The exhibition Body Stages: The Metamorphosis of Loïe Fuller, open from 7 February to 4 May, celebrates the work of this avant-garde artist through photographs, documents and films from European and American collections. The show also includes a new film production, a tribute to Fuller created by La Ribot in collaboration with Carles Santos.
Loïe Fuller was born in Fullersburg, Illinois (modern-day Hinsdale), in 1862 and died in Paris in 1928. A dancer, choreographer, lighting specialist, inventor of visual effects, art curator, filmmaker and businesswoman, she became a living legend at a very young age, working in both the United States and Europe. She had a tremendous influence on the artists and intellectuals of her day. Giacomo Balla, Marie Curie, Camille Flammarion, Toulouse-Lautrec, the Lumière brothers, Stéphane Mallarmé, George Mèlies, Kolomon Moser, Auguste Rodin, Arthur Symons and Paul Valéry all spoke of her with admiration.
From the very beginning of her career, Fuller demonstrated her ability to transcend the status quo. She introduced new techniques and applied scientific knowledge to the stage, registered patents and produced and managed shows that travelled round the world.

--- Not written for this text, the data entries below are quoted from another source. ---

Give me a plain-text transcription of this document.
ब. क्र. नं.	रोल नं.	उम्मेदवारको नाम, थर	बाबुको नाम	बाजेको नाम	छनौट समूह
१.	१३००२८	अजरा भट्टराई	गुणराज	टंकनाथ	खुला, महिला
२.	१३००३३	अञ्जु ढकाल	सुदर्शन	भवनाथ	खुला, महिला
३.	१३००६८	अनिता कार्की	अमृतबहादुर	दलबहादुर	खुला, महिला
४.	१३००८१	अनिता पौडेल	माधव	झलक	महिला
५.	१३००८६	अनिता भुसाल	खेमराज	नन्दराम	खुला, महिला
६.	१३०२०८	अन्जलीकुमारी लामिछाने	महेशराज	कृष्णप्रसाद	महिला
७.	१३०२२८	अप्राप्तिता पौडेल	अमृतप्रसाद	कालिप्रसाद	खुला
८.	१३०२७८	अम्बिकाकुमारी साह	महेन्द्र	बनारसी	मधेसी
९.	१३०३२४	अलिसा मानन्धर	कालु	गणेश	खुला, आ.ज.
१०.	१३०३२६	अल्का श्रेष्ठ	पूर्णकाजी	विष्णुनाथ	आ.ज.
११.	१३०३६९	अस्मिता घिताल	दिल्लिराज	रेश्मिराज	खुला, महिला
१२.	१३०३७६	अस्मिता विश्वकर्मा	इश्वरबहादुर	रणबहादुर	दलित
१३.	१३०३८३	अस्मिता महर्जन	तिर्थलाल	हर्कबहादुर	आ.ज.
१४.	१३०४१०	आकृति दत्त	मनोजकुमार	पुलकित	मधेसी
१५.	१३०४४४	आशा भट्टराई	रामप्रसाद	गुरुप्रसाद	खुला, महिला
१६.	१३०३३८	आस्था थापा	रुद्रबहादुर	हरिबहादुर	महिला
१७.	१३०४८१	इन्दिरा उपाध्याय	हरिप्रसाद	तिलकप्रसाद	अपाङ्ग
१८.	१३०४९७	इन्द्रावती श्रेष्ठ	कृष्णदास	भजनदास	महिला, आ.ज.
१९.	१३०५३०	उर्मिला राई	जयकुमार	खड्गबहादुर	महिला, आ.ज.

Fuller recognised the dynamic energy inherent to the space of performance and shattered all linear discourses that emerged on the stage. She combined the body in motion, the way light enveloped it, the space in which it moved, colour and the power of emotion with the purest form of expression, creating a new formula that transcended the ideas of her time and has come down to us still brimming with power and energy. Understanding and sharing the legacy of this "artist of artists" is therefore a challenge, inviting us to gain a deeper knowledge of contemporary art.